Terrance Parks

No. 31, 42
- Position: Safety

Personal information
- Born: April 14, 1990 (age 36) Fairburn, Georgia, U.S.
- Listed height: 6 ft 2 in (1.88 m)
- Listed weight: 215 lb (98 kg)

Career information
- High school: Creekside (Fairburn)
- College: Florida State
- NFL draft: 2012: undrafted

Career history
- Kansas City Chiefs (2012)*; Hamilton Tiger-Cats (2013); Seattle Seahawks (2014); Houston Texans (2014–2015)*; Atlanta Falcons (2015)*; Winnipeg Blue Bombers (2017)*; Atlanta Falcons (2018)*; Orlando Apollos (2019);
- * Offseason and/or practice squad member only
- Stats at Pro Football Reference

= Terrance Parks =

American football player (born 1990)

Terrance Parks (born April 14, 1990) is an American former professional football player who was a safety in the National Football League (NFL). He played college football for the Florida State Seminoles. He was not selected in the 2012 NFL draft, but signed with the Kansas City Chiefs as an undrafted free agent. Parks attended Creekside High School in Fairburn, Georgia, where he was teammates with Eric Berry and Rokevious Watkins.

==Professional career==

===Kansas City Chiefs===
After going undrafted in the 2012 NFL draft, Parks spent the 2012 NFL season as a member of the Kansas City Chiefs.

===Hamilton Tiger-Cats===
Parks was signed in the off-season by the Hamilton Tiger-Cats of the Canadian Football League. He was released by the team on June 17, 2013, and then resigned 5 days later on June 22, 2013. He was added to the Ti-Cats injury list on June 23, 2013 until July 6, 2013, when he returned to the team. He was placed back on the injury list from July 12 to 20, 2013. He was then released by the Ti-Cats after Week 4 of the regular season.

===Seattle Seahawks===
After being cut by the Seattle Seahawks prior to the start of the 2014-2015 NFL Season, Parks signed to the teams' practice squad on September 7, 2014. He was promoted to the active roster on November 1, 2014.

===Houston Texans===
After being released by the Seattle Seahawks, Parks was signed to the Houston Texans practice squad on November 26, 2014. He was released in September 2015 after an injury settlement.

===Atlanta Falcons===
Parks was signed to the Atlanta Falcons practice squad on December 8, 2015.

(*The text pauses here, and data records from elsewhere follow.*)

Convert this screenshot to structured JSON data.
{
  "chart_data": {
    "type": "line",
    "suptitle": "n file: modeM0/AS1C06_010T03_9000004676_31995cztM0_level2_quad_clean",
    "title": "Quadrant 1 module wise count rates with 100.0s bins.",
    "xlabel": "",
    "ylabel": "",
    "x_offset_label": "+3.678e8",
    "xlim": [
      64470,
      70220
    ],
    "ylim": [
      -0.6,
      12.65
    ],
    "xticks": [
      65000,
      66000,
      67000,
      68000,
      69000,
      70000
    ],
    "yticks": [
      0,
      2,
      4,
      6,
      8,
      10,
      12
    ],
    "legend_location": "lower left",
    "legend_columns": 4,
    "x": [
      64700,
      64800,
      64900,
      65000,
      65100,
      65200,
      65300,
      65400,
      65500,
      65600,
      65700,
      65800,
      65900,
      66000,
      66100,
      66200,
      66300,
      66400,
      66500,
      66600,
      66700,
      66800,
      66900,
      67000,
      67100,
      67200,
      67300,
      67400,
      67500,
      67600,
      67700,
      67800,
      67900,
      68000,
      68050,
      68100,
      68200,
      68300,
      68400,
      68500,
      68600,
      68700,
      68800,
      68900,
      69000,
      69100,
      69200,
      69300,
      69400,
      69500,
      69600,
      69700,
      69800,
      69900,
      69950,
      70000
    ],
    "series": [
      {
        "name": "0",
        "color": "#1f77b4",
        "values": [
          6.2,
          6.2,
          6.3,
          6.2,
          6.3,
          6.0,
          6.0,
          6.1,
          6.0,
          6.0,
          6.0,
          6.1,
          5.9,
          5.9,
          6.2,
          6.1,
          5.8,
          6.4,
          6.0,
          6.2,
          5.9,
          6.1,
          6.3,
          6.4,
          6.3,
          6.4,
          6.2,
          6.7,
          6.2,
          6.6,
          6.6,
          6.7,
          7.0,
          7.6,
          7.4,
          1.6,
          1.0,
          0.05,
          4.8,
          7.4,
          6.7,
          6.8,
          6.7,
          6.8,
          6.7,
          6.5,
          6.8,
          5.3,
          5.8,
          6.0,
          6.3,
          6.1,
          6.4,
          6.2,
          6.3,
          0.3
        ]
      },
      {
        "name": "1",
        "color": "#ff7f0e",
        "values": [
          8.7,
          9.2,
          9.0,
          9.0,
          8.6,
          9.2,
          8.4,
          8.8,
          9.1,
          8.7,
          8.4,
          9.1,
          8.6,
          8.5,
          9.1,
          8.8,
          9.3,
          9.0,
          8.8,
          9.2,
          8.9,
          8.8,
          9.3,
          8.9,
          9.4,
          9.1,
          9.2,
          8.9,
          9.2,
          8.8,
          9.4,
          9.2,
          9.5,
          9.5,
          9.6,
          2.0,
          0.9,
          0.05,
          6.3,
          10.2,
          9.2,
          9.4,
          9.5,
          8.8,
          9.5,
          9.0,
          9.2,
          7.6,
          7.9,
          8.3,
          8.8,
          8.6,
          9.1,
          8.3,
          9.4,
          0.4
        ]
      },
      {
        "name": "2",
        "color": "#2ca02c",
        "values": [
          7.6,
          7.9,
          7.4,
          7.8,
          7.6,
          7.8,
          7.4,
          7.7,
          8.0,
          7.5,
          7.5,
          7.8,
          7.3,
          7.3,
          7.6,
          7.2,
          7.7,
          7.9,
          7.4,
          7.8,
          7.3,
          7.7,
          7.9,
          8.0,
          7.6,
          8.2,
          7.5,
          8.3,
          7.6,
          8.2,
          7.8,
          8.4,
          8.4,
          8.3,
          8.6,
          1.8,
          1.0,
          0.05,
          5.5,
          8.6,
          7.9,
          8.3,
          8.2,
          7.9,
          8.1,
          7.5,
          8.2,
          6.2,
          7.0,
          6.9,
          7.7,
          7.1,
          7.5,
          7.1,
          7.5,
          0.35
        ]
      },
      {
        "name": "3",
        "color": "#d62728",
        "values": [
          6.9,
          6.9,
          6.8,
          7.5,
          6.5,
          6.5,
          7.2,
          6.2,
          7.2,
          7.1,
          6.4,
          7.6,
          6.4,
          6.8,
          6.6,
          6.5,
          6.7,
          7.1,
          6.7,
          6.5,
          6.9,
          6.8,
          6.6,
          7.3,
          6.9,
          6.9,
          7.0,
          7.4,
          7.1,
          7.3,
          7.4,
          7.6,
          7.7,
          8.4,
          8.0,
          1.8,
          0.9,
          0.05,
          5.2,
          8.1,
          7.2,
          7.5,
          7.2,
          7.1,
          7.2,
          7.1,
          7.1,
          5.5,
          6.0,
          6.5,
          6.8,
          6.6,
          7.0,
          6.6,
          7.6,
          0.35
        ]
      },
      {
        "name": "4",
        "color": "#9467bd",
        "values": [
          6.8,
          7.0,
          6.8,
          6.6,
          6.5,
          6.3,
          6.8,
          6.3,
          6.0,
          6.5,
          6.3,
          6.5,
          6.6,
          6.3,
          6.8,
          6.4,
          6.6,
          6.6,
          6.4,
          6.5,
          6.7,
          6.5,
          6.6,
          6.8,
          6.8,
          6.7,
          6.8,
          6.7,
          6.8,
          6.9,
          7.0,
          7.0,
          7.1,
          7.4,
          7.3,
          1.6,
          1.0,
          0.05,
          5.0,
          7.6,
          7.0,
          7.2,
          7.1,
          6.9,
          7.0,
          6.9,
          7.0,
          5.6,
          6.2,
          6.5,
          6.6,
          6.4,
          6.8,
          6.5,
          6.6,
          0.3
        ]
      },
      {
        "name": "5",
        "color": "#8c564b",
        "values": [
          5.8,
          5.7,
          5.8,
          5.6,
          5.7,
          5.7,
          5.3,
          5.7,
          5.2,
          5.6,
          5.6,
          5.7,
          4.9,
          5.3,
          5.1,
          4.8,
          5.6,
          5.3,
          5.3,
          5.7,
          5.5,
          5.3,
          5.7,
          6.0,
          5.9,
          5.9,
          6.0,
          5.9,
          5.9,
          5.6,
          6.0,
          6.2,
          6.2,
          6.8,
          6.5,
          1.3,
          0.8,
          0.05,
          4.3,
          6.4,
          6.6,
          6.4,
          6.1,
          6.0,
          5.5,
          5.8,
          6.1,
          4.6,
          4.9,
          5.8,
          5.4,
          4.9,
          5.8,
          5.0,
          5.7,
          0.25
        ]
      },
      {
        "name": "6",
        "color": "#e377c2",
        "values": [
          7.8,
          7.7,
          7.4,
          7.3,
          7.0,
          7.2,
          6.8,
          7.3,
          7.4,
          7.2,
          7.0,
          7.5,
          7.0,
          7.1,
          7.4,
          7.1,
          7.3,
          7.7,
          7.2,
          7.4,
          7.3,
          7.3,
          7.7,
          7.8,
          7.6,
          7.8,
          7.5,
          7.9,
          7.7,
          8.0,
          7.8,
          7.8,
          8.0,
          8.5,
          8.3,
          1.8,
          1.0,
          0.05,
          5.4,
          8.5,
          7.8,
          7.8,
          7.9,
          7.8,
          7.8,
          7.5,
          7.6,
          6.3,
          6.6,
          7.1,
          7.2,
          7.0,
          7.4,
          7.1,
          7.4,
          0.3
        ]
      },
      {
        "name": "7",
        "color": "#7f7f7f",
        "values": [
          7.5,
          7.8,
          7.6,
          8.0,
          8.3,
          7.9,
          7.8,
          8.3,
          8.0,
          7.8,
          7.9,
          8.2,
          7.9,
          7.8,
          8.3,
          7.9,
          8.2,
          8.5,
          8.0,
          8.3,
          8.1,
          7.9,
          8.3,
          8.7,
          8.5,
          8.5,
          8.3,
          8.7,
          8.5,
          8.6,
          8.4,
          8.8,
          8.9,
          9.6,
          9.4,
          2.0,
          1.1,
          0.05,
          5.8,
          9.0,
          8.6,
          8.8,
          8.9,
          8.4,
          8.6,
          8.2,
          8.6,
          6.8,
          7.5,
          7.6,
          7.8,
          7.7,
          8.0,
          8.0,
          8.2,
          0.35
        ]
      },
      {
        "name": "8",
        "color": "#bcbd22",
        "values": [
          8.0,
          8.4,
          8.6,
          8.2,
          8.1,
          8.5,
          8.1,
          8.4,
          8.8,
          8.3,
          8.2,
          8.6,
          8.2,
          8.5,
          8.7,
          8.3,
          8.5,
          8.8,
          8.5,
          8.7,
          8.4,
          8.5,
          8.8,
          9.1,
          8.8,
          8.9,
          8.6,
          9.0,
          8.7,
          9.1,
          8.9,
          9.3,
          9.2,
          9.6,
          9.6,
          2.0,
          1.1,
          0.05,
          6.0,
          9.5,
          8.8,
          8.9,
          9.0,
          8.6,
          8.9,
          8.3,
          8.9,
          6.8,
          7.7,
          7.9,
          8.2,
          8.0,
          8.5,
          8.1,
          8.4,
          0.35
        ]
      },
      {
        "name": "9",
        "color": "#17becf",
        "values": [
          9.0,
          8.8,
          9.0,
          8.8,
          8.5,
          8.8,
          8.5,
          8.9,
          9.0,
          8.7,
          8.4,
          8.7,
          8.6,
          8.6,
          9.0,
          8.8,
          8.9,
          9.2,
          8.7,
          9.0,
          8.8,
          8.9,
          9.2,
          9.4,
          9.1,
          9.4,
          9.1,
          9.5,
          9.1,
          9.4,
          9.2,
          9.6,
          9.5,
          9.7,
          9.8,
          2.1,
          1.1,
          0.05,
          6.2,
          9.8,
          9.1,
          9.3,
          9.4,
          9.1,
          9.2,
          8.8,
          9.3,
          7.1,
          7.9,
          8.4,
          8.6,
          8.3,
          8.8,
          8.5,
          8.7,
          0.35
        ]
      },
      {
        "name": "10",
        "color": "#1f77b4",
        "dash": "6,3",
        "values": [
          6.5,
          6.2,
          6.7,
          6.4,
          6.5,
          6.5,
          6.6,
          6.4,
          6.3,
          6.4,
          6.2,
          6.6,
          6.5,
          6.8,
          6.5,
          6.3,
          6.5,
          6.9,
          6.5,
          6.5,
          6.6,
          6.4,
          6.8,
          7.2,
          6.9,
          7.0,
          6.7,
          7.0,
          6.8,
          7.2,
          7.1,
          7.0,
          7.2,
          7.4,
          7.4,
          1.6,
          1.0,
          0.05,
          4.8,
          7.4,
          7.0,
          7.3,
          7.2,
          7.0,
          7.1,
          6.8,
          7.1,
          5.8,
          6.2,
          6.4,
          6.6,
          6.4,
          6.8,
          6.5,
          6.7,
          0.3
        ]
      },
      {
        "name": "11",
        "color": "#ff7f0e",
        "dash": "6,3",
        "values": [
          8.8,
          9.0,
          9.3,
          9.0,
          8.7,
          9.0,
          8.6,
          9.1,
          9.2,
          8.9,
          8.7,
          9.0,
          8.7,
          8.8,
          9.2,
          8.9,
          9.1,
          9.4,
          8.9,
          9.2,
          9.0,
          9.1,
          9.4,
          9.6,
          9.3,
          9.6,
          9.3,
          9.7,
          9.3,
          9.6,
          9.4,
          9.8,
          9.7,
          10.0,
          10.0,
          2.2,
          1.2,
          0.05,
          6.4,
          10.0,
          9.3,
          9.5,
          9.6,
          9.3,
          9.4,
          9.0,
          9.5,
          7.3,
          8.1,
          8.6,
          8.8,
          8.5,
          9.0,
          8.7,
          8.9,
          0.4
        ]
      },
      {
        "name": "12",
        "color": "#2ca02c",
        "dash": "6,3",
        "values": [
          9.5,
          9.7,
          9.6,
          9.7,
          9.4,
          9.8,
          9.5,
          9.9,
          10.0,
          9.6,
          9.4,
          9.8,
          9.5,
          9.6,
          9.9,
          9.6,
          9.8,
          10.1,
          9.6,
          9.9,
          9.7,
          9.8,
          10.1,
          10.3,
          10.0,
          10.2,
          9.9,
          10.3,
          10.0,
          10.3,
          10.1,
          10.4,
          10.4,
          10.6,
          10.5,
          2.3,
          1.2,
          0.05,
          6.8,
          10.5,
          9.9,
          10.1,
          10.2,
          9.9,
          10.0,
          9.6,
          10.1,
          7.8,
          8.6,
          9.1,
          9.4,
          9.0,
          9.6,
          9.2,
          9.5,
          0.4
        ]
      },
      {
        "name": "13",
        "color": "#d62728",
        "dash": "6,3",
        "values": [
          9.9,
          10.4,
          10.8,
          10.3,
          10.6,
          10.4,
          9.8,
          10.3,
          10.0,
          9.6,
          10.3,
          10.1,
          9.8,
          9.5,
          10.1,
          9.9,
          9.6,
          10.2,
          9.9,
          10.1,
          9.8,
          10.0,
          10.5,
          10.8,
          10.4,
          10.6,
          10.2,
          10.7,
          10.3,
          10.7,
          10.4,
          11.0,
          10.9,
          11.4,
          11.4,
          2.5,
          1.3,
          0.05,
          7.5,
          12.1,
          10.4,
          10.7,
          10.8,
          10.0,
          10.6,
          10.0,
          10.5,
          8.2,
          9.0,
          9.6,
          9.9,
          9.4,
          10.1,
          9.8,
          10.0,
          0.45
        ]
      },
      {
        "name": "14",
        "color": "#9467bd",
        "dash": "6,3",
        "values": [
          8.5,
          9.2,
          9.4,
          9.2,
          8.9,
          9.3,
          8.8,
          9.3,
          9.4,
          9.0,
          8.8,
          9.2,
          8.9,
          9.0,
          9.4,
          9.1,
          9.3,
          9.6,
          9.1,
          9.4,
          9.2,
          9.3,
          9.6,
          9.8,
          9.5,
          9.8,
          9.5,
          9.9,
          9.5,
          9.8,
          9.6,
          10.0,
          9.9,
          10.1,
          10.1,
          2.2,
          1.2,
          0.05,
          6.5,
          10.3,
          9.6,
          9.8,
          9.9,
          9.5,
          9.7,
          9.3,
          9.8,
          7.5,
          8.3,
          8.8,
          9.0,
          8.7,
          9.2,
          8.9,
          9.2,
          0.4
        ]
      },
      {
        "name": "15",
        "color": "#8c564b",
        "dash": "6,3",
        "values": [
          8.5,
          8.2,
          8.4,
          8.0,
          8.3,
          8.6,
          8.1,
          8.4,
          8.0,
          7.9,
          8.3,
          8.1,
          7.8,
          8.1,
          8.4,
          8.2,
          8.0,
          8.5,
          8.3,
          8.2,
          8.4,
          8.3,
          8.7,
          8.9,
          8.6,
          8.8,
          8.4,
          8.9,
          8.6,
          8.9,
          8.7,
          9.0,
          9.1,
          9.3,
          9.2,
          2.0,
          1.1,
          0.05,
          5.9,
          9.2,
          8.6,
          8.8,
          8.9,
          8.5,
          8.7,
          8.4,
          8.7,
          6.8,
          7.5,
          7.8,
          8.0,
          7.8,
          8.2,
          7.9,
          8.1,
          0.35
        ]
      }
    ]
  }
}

===Winnipeg Blue Bombers===
On April 19, 2017, Parks signed with the Winnipeg Blue Bombers of the Canadian Football League. He was released by the Bombers on May 17, 2017.

===Atlanta Falcons (second stint)===
On July 25, 2018, Parks signed with the Atlanta Falcons. He was released on July 30, 2018.

===Orlando Apollos===
Parks signed with the Orlando Apollos of the Alliance of American Football on February 11, 2019, after Jacob Pugh was placed on injured reserve. The league ceased operations in April 2019.